Он запускает руку в карман зеленой, цвета травы, рубашки и
достает порнографическую колоду.
– Убери прочь! – кричит Майнор из-за стойки. В свете лампы его
белая лысина блестит, высохшие стаканы из-под кока-колы рассыпают
холодные искры.
Колдуэлл как будто не слышит. Он идет к столику, за которым
сидит его сын и курит сигарету с ментолом. Словно не замечая
сигареты, он садится напротив Питера и говорит:
– Ну и странная же история со мной сейчас приключилась.
– Какая? И что с машиной?
– Машину, представь себе, починили. Не знаю, как Гаммелу это
удается; он, что называется, мастер своего дела. Всю жизнь меня
выручал. – Новая мысль приходит ему в голову, и он поворачивается:
– Дедмен! Ты еще здесь?
Дедмен, поднеся колоду ко рту, дует в нее. Он поднимает голову.
Глаза его блестят.
– Ну, чего вам?
– Почему бы тебе не бросить школу и не наняться к Гаммелу?
Ведь ты, если память мне не изменяет, прирожденный механик.
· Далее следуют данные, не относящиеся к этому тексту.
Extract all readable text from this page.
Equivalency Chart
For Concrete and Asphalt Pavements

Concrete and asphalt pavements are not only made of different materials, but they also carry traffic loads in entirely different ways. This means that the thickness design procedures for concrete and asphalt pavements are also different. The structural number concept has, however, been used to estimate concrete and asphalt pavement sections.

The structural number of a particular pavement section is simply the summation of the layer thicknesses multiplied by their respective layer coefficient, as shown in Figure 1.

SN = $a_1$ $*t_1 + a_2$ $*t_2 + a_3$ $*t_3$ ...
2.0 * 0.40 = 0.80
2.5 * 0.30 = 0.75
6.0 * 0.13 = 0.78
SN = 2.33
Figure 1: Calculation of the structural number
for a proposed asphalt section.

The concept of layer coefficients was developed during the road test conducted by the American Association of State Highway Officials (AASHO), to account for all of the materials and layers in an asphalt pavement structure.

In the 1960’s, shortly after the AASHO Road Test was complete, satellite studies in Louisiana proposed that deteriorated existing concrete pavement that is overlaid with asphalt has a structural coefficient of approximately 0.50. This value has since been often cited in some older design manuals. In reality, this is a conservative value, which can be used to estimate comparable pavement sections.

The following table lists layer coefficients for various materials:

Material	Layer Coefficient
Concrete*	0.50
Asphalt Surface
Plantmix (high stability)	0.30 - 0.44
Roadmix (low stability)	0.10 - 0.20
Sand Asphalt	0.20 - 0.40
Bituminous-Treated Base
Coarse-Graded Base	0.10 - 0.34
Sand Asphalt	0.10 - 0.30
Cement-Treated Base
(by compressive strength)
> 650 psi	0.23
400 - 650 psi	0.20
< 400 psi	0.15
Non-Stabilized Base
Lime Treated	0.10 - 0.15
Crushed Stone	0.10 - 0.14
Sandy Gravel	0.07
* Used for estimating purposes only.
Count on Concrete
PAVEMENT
Дедмену не по душе это неожиданное участие. Он говорит:
– Я войны жду.
– Так ты до страшного суда будешь ждать, мальчик, – говорит ему
учитель. – Не зарывай свой талант в землю. Дай воссиять своему
светильнику. Будь у меня твои способности, мой бедный сын каждый
день ел бы икру.
– У меня привод.
– И у Бинга Кросби был привод. И у апостола Павла. Но их это не
остановило. Так что не ищи себе оправданий. Поговори с Элом
Гаммелом. В этом городе он мой самый близкий друг, и я был в
худшем положении, чем ты, когда он мне помог. Тебе только
восемнадцать, а мне было тридцать пять.
Питер нервничает, неуклюже затягивается, но, стесняясь отца,
гасит сигарету, не докурив и до половины. Он пытается переменить
разговор, потому что знает – Дедмен будет потом рассказывать этот
случай как анекдот.
– Папа, что же с тобой случилось?
Дым наполняет легкие сладким ядом, и его захлестывает волна
отвращения ко всей этой пошлой, никчемной, надоевшей путанице.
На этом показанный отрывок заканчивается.